Kata ibu kepala sekolah, saya ikut mengajar bersama guru yang
memimpin barisan tadi di kelas B yang dominan usia 5 tahun.
Selang saya masuk kelas, saya memperkenalkan diri di hadapan
anak-anak. Saya lihat satu meja bisa untuk dua anak dan bisa juga sendiri
karena kelas tidak begitu penuh, seluruhnya berjumlah 15 orang, duduk di atas
karpet tanpa kursi. Hati saya masih dag-dig-dug, gugup, berbeda ketika saya
mengajar anak-anak mengaji di rumah. Apa
yang beda? Padahal sama-sama anak-anak? Yang membedakan mungkin tempatnya.
Saya mengikuti pembelajaran di hari itu. Pelajaran pertama
adalah membaca iqro yang dibimbing guru sebelum masuk kelas tadi pagi di saung
(bale). Dan di kelas belajar huruf-huruf abjad. Sebelum memulainya serentak
membaca do’a yang lagi-lagi dibimbing oleh guru wanita berkerudung merah itu.
“Bismillahirrohmaanirrohim.. Alhamdulillaahi robil’alamiin.
Arrohmaanirrohiim..” Sampai selesai.
Saya mengikutinya, dan memperhatikan bagaimana cara mengajar
bu guru itu. Saya berbaur dengan anak-anak di antara meja mereka. Kemudian guru
itu menyilakan anak-anak untuk menulis seperti apa yang ditulisnya di papan
tulis. Sebelum menulis, mereka melakukan pemanasan seperti tepuk semangat, lalu
tepuk diam karena suasana kelas yang begitu ramai. Mereka menulis hari,
tanggal, bulan, dan hari ketika itu. Ada yang cepat menulisnya, ada yang masih
mencari-cari pensil di antara tubuhnya, lalu ada yang pula yang tidak peduli
apa yang ditulis oleh bu gurunya itu.
“Ayo ayo cepat tulis... siapa yang mau juara satu?”

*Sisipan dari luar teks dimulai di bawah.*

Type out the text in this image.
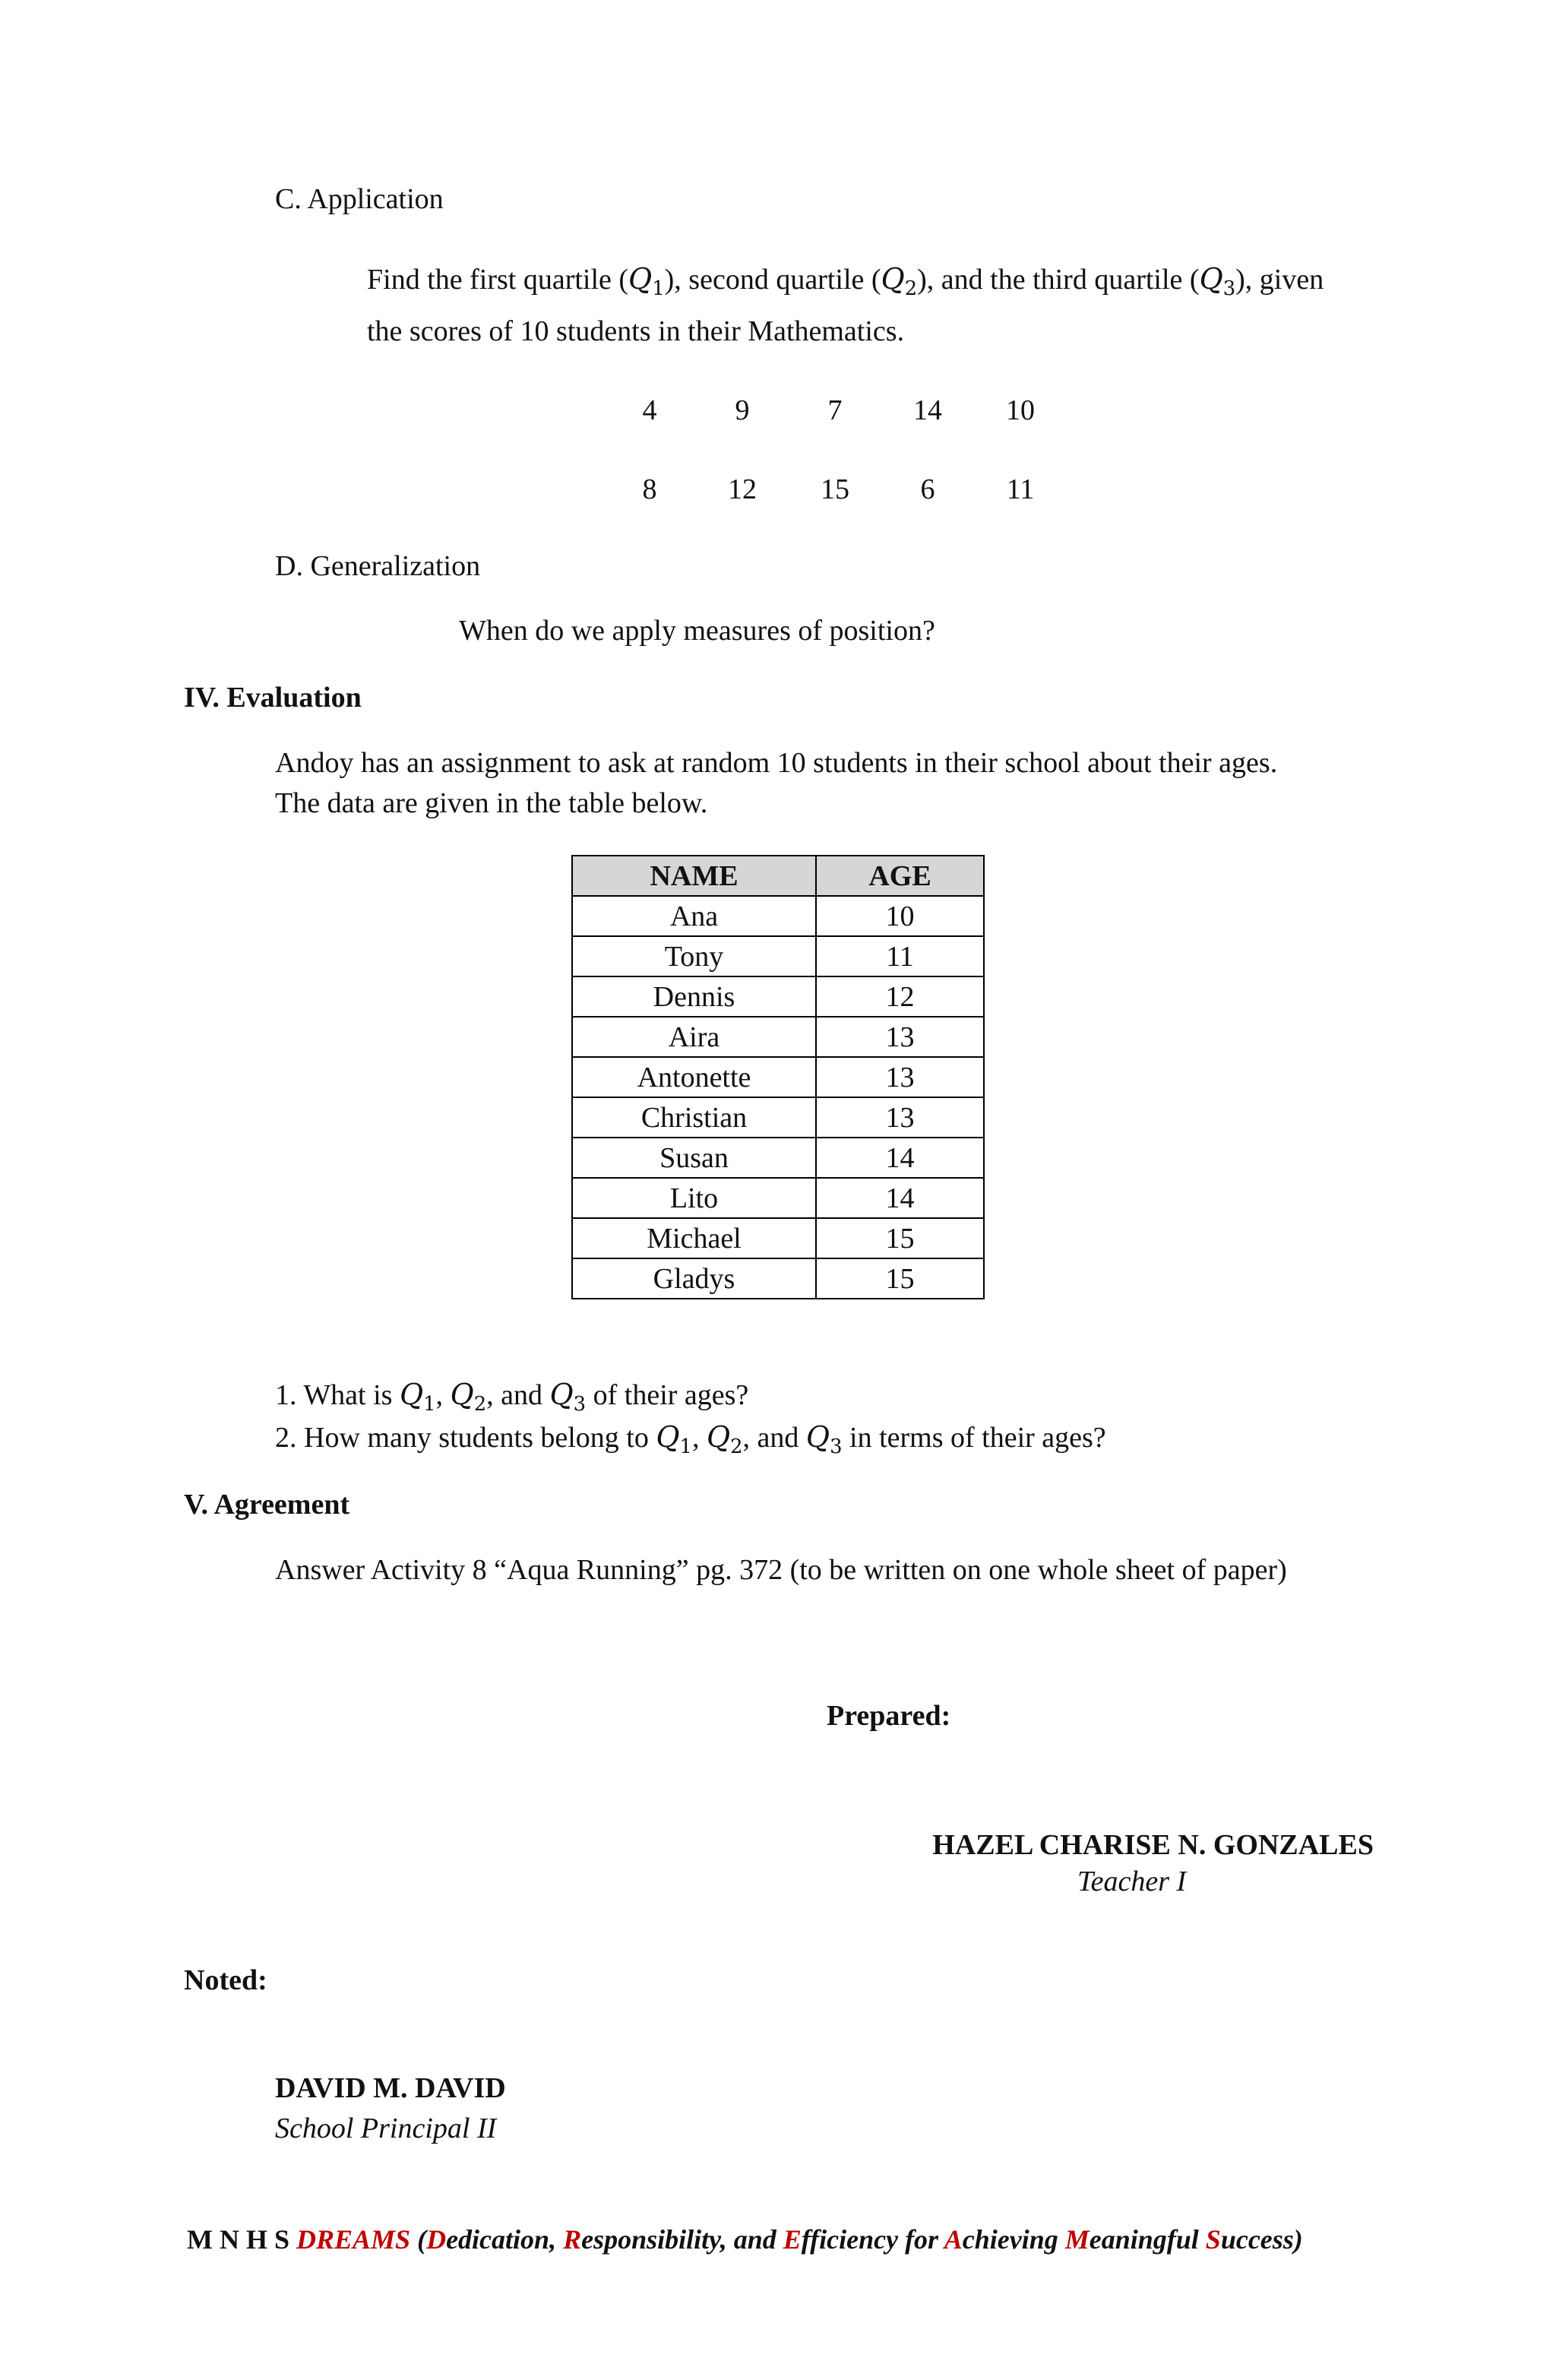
C. Application
Find the first quartile $(Q_1)$, second quartile $(Q_2)$, and the third quartile $(Q_3)$, given
the scores of 10 students in their Mathematics.
4	9	7	14	10

8	12	15	6	11
D. Generalization
When do we apply measures of position?
IV. Evaluation
Andoy has an assignment to ask at random 10 students in their school about their ages.
The data are given in the table below.
NAME	AGE
Ana	10
Tony	11
Dennis	12
Aira	13
Antonette	13
Christian	13
Susan	14
Lito	14
Michael	15
Gladys	15
1. What is $Q_1$, $Q_2$, and $Q_3$ of their ages?
2. How many students belong to $Q_1$, $Q_2$, and $Q_3$ in terms of their ages?
V. Agreement
Answer Activity 8 “Aqua Running” pg. 372 (to be written on one whole sheet of paper)
Prepared:
HAZEL CHARISE N. GONZALES
Teacher I
Noted:
DAVID M. DAVID
School Principal II
M N H S DREAMS (Dedication, Responsibility, and Efficiency for Achieving Meaningful Success)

“Ayo ayo cepat tulis... siapa yang mau juara satu?”
“Saya!”
“Saya!”
Semua kompak mengatakan ‘saya’ ingin menjadi juara satu tapi
tak mengubah posisi mereka yang masih sama saja seperti sebelum ditanya tentang
juara.
“Ayo kita menulis sama-sama.. katanya mau juara satu?” Bu guru
yang menatap anak-anak dengan tajam namun penuh kesabaran terus menyuruh
anak-anak untuk menulis, menulis, dan menulis.
“Saya udah bu!” Ungkap seorang anak perempuan bernama Nisa
yang duduk paling depan. “Nah, pintar Nisa. Ini dia juara satunya, Nisaaa.. ayo
siapa lagi yang mau juara? Percepat menulisnya!”

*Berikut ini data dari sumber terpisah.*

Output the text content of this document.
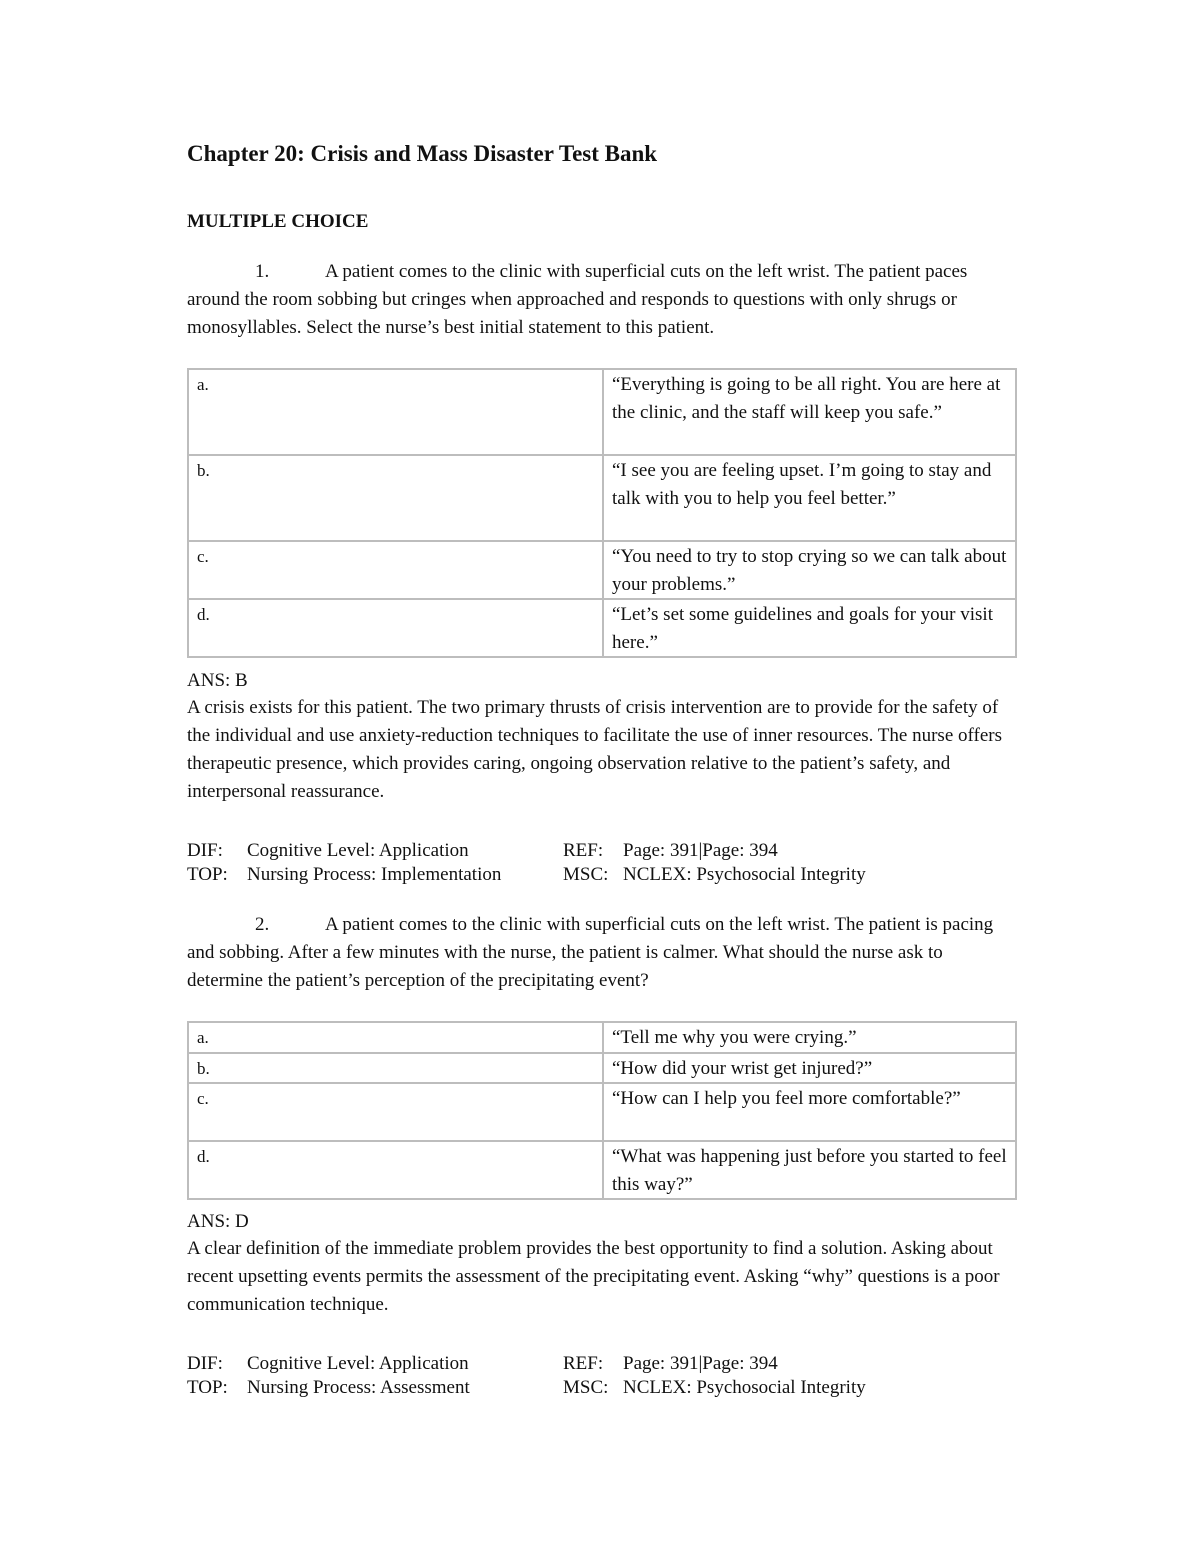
Chapter 20: Crisis and Mass Disaster Test Bank
MULTIPLE CHOICE
1.	A patient comes to the clinic with superficial cuts on the left wrist. The patient paces around the room sobbing but cringes when approached and responds to questions with only shrugs or monosyllables. Select the nurse’s best initial statement to this patient.
a.	“Everything is going to be all right. You are here at the clinic, and the staff will keep you safe.”
b.	“I see you are feeling upset. I’m going to stay and talk with you to help you feel better.”
c.	“You need to try to stop crying so we can talk about your problems.”
d.	“Let’s set some guidelines and goals for your visit here.”
ANS: B
A crisis exists for this patient. The two primary thrusts of crisis intervention are to provide for the safety of the individual and use anxiety-reduction techniques to facilitate the use of inner resources. The nurse offers therapeutic presence, which provides caring, ongoing observation relative to the patient’s safety, and interpersonal reassurance.
DIF: Cognitive Level: Application	REF: Page: 391|Page: 394
TOP: Nursing Process: Implementation	MSC: NCLEX: Psychosocial Integrity
2.	A patient comes to the clinic with superficial cuts on the left wrist. The patient is pacing and sobbing. After a few minutes with the nurse, the patient is calmer. What should the nurse ask to determine the patient’s perception of the precipitating event?
a.	“Tell me why you were crying.”
b.	“How did your wrist get injured?”
c.	“How can I help you feel more comfortable?”
d.	“What was happening just before you started to feel this way?”
ANS: D
A clear definition of the immediate problem provides the best opportunity to find a solution. Asking about recent upsetting events permits the assessment of the precipitating event. Asking “why” questions is a poor communication technique.
DIF: Cognitive Level: Application	REF: Page: 391|Page: 394
TOP: Nursing Process: Assessment	MSC: NCLEX: Psychosocial Integrity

Kali ini semua mau menulis. Saya melihat satu persatu
anak-anak yang memegang pensil warna warni itu. Ada yang masih menulis harinya,
ada yang sampai tanggalnya kemudian dihapus berulang-ulang, dan ada pula yang
masih menulis satu huruf dengan susah payah. Tak heran bagi seorang guru TK
menghadapi anak-anak yang seperti ini, mereka memang seperti itu, katanya.

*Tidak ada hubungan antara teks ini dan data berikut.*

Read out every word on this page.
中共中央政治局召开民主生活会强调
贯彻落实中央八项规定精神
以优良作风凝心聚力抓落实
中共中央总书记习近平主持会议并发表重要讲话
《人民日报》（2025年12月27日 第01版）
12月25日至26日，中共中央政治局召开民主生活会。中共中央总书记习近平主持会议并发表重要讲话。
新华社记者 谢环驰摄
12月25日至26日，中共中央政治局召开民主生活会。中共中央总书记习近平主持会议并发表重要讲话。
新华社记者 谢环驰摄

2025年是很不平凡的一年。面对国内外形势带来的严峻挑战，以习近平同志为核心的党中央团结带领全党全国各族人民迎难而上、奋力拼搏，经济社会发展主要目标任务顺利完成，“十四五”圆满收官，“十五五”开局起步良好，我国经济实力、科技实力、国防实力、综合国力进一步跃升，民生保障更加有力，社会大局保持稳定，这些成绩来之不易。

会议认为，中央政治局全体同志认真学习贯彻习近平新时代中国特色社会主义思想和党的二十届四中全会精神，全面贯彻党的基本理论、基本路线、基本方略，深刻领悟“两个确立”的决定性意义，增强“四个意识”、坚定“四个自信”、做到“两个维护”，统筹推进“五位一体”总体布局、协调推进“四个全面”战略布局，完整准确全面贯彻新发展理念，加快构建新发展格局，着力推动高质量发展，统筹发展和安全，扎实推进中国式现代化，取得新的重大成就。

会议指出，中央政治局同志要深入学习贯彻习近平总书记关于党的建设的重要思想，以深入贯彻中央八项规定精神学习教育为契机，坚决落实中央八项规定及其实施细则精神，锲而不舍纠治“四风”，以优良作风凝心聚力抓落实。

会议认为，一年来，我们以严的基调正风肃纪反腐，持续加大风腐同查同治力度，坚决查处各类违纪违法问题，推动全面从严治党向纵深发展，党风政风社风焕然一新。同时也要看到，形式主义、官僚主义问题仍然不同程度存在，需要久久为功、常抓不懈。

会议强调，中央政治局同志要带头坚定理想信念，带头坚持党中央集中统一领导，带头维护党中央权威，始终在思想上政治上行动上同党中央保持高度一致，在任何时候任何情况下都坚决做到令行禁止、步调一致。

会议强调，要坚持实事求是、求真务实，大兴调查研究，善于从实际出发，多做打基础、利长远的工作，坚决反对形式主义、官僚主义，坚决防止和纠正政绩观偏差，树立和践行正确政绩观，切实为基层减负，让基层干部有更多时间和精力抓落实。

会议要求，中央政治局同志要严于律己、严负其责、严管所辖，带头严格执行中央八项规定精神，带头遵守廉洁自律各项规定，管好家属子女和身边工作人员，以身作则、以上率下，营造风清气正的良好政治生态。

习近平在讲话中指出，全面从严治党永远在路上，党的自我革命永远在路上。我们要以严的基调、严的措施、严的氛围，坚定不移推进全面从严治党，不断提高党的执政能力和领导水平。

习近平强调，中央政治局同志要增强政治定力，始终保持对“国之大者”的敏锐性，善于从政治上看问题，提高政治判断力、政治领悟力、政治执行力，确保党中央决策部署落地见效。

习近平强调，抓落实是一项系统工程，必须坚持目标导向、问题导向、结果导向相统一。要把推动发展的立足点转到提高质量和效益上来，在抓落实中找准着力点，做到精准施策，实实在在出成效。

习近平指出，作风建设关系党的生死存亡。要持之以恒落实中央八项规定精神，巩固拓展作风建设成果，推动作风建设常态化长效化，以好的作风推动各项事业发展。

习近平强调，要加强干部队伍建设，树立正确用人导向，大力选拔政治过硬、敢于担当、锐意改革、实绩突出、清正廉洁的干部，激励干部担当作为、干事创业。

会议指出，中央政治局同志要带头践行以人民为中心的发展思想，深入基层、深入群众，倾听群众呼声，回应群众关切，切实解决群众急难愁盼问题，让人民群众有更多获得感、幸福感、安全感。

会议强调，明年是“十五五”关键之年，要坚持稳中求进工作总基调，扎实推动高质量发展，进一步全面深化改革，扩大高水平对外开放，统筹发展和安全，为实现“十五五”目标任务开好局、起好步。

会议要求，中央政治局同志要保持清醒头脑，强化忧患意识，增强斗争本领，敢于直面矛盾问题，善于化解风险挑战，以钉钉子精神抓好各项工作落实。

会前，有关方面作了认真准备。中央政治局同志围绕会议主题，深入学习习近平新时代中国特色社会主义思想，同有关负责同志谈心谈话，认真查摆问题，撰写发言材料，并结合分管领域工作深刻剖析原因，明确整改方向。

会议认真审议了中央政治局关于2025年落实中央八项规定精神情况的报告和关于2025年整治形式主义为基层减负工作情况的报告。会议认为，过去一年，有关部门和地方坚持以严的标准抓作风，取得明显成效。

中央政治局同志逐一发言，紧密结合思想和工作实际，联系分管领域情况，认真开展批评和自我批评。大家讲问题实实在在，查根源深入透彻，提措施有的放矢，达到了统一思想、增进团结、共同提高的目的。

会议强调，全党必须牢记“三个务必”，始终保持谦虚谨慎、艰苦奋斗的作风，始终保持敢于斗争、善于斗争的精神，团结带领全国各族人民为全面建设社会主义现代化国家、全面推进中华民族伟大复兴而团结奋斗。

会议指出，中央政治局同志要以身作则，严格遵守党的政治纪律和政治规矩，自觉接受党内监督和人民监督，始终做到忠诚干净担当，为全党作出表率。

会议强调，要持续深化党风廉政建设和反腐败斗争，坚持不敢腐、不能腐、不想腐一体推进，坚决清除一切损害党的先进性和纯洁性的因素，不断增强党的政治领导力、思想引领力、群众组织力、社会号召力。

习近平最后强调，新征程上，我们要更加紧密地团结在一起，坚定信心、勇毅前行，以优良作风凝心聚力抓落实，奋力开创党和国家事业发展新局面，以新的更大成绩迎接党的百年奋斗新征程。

Kesabaran yang diberikan oleh seorang guru kepada
anak-anaknya membuat saya tersentuh, betapa setiap harinya mereka memikul
banyak pahala jika menikmatinya. Subhaanallah.. Inikah yang akan saya hadapi
untuk hari-hari ke depannya? Benarkah? Masih tidak percaya!
Pelajaran di hari pertama ini cukup membuat saya mengerti,
bahwa selama ini guru-guru TK memiliki keahlian yang tak dimiliki oleh
guru-guru tingkat lainnya, yaitu kesabaran. Kesabaran dalam menghadapi
anak-anak, kesabaran dalam menyampaikan ilmu, dan kesabaran dalam menjalani
waktu. Setiap harinya. Mereka adalah orang-orang hebat yang baru saya temukan!
Masya Allah.
***
Hari kedua – Selasa, 12 Januari 2015 – Kali ini saya
memegang kelas atas perintah kepala sekolah. Dapat dikatakan seminggu ini saya
menjalani training sebelum diterima sebagai guru tetap.
Saya memegang kelas A yang dominan usia 4 tahun. Kata teman
saya, anak-anak di sana lumayan, lumayan nggak mau diemnya. Wajar saja, dalam
hati saya berkata. Tapi akan saya hadapi!
Seperti hari kemarin, kami baris-berbaris bersama sebelum
masuk kelas dan setelah bel berbunyi. Kali ini anak laki-laki yang lebih dulu
masuk kelas karena aturan barisan yang rapi.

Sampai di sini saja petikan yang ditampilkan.